Résumé :
1966. Jérôme, minet de dix-sept ans, a le rock dans la peau. Un premier contrat signé dans une maison de disques devrait lui ouvrir les portes de la gloire. Il a deux amis, qui sont un peu ses doubles : Chouraqui, né avec une cuiller d'argent dans la bouche, et Gudule, soeur-amante. Hélas ! Ce n'est pas si facile d'être une star de la chanson. Des seventies à l'an 2000, du Drugstore au Palace, du jerk au punk, des Beatles à Bowie, de la pleine lumière à l'ombre backstage, de l'éternelle jeunesse au sexe triste, en mémorialiste d'un temps qu'il connaît mieux que personne, Patrick Eudeline fait défiler les époques musicales comme les stations d'un chemin de croix : icône underground des sixties, Jérôme perd tout, et finit par disparaître, énigme restée entière pour ses contemporains.

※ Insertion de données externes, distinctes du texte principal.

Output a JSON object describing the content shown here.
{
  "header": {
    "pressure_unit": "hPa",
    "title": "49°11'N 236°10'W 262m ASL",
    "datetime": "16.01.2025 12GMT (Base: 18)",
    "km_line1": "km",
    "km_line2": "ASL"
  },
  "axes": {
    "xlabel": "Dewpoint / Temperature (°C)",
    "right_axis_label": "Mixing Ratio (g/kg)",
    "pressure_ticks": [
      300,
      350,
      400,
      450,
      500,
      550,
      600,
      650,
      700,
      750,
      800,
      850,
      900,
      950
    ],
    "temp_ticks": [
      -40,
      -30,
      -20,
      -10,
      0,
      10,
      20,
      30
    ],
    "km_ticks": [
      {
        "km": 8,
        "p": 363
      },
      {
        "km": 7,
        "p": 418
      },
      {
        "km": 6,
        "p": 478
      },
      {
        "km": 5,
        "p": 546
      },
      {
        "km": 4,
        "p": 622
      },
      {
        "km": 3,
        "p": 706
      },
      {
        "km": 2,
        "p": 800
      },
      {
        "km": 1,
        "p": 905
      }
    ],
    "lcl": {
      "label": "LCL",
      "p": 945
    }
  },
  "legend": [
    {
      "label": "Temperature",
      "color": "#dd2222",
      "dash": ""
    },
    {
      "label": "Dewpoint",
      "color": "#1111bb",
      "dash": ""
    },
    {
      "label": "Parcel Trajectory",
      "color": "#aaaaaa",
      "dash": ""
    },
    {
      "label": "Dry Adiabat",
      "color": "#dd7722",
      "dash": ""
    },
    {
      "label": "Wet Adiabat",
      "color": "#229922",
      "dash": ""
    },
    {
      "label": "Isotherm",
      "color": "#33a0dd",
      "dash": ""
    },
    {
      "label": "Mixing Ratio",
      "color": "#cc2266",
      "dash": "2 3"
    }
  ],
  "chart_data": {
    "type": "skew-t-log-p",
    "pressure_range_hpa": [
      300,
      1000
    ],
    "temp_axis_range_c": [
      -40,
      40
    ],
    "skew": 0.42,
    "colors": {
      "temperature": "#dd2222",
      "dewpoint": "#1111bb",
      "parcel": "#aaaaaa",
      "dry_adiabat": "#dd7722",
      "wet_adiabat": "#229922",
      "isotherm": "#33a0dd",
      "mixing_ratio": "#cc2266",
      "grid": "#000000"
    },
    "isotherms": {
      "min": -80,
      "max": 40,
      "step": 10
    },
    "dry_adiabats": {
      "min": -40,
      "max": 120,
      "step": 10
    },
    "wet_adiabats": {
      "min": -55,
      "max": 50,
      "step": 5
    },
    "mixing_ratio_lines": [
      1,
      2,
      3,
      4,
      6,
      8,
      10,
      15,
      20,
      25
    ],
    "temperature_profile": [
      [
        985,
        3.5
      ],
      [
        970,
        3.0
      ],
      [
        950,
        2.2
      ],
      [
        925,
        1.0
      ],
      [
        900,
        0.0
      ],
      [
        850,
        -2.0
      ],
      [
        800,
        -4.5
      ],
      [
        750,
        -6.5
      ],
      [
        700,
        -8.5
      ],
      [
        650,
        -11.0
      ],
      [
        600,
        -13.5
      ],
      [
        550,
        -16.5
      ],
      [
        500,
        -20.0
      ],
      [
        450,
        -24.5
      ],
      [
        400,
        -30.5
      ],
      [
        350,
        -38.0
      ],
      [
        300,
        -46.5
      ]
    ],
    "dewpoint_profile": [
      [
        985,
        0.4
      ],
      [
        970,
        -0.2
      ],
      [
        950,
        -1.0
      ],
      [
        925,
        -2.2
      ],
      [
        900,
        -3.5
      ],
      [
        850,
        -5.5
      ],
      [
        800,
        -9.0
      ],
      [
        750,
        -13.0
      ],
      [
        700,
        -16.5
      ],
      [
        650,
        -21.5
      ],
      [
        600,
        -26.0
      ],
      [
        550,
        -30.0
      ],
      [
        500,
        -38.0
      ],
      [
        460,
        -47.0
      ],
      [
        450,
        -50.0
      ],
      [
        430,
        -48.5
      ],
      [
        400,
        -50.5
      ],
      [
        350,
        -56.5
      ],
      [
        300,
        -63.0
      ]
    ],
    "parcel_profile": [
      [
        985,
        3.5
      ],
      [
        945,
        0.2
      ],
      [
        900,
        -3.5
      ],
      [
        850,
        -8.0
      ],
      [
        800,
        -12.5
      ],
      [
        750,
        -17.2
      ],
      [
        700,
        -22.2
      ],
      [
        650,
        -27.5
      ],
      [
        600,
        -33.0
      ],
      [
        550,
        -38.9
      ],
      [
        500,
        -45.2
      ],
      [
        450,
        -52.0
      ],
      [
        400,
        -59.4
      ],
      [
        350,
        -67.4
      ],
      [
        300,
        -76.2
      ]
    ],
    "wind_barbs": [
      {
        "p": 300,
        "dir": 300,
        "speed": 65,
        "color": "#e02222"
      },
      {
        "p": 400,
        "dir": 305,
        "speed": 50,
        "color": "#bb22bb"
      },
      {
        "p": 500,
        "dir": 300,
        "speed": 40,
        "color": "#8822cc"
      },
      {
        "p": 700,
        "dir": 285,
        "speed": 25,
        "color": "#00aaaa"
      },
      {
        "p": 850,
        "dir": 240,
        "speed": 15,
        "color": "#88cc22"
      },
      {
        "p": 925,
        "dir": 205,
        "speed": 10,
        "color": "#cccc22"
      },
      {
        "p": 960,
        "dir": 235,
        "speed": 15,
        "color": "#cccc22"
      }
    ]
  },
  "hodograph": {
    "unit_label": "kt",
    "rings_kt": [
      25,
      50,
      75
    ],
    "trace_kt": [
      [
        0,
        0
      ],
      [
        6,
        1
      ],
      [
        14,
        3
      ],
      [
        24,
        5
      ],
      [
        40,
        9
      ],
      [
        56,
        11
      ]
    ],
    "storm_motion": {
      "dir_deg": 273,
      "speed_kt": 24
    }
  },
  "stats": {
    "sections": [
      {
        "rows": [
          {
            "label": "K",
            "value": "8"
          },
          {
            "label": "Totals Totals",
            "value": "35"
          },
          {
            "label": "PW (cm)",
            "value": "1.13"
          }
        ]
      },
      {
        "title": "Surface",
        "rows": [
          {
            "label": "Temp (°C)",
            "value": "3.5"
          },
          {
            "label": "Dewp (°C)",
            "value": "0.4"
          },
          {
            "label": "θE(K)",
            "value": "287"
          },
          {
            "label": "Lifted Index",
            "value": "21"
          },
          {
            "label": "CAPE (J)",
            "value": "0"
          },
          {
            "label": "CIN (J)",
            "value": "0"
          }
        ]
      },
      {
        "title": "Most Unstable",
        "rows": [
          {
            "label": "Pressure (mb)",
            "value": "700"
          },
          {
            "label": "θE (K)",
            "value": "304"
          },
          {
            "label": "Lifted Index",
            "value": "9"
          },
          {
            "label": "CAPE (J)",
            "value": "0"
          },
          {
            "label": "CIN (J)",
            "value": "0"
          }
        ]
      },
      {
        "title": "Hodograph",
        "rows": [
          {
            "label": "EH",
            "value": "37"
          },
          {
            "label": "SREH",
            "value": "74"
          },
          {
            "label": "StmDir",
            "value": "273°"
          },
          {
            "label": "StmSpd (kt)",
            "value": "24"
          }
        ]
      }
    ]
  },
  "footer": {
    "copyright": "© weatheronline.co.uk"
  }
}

Jusqu'à un certain jour d'octobre 2008 où ce fantôme du show-biz revient. Qui va-t-il hanter ?.
Mes impressions :
J'ai acheté "Rue des Martyrs" dans la rue des Martyrs, comme il se doit, à la librairie "L'Atelier" !
J'ai aimé, comme tout ce qu'écrit Patrick, meilleur que "Soucoupes Violentes" qui m'avait un peu déçu, on retrouve le niveau de "Dansons sous les bombes". Et en tant qu'ancien minet, je ne pouvais pas être indifférent à cette histoire

, il y a de très bons passages, avec le souci du détail qui caractérise le style de Patrick. Quelques petites erreurs de chronologie, mais sans gravité.
L'histoire de Jérôme dégénère assez vite et la dernière partie est noire, désepérée, Patrick force un peu le trait, ça manque de nuances, les années 90-2000 sont décrites comme un enfer absolu, et Internet comme de la merde. Je ne suis pas d'accord avec cette vision, on peut trouver le meilleur et le pire sur Internet. Et les rencontres qu'on y fait ne sont pas uniquement "virtuelles", il y a de vrais gens derrière, et on peut faire leur connaissance si on veut, je me suis fait plusieurs amis comme ça, depuis 15 ans que je suis sur le net. L'histoire de la libraire qui a ouvert une page Myspace est qui est contente quand un "ancien" laisse un commentaire m'a bien amusé.